A lot of folks who ought to know better seem to believe that hedge funds make good shareholder activists. Some of them even claim to have empirical evidence that hedge fund interventions are positive for firm performance or stock price or something or other. But I wonder. The Economist, after all, tells us that:
WHEN it comes to brainboxes, the name “Nobel” has a certain ring. But news that the Nobel Foundation plans to increase its investment in hedge funds, because years of low returns forced it to cut cash prizes in 2012, is one to leave laureates scratching their eggheads. The past year has been another mediocre one for hedge funds. The HFRX, a widely used measure of industry returns, is up by just 3%, compared with an 18% rise in the S&P 500 share index. Although it might be possible to shrug off one year’s underperformance, the hedgies’ problems run much deeper.

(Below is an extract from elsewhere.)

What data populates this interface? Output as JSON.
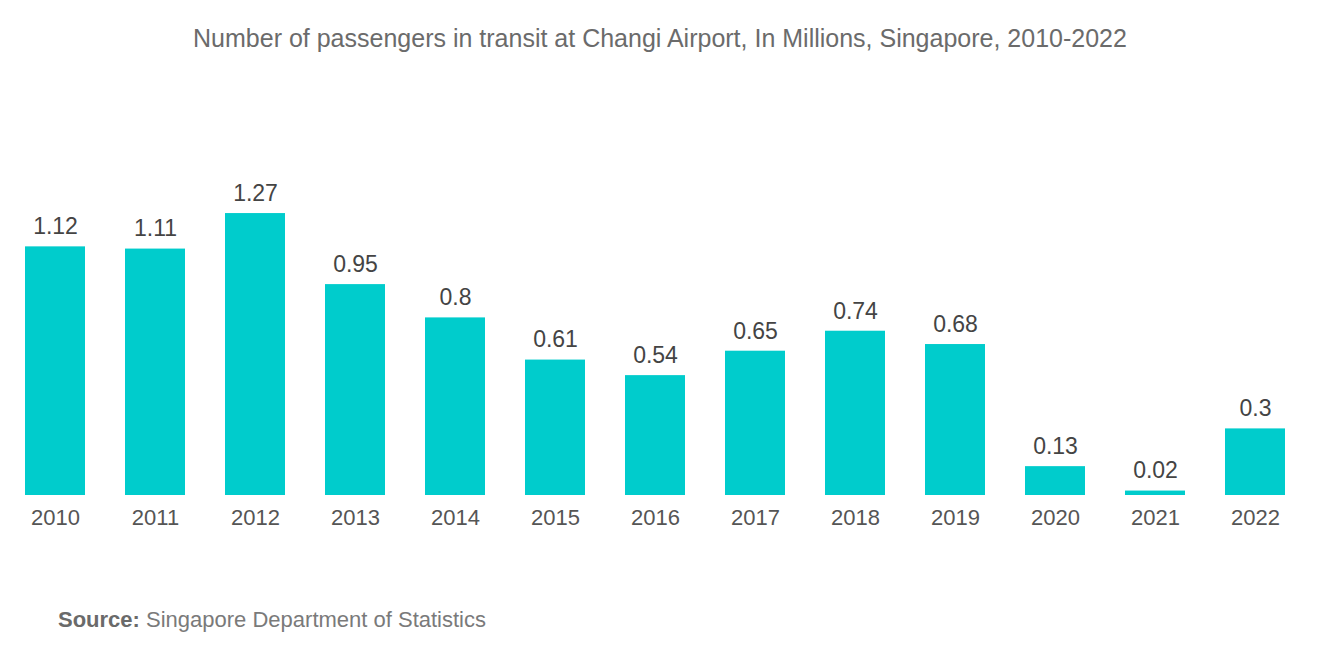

The S&P 500 has now outperformed its hedge-fund rival for ten straight years, with the exception of 2008 when both fell sharply. A simple-minded investment portfolio—60% of it in shares and the rest in sovereign bonds—has delivered returns of more than 90% over the past decade, compared with a meagre 17% after fees for hedge funds (see chart). As a group, the supposed sorcerers of the financial world have returned less than inflation. Gallingly, the profits passed on to their investors are almost certainly lower than the fees creamed off by the managers themselves.
Yet, these lousy investors supposedly are great and powerful corporate governance wizards who know how to run companies better than the firms' own directors and managers! Or so they and their academic enablers would have us believe. But I'd like somebody to explain that one to me.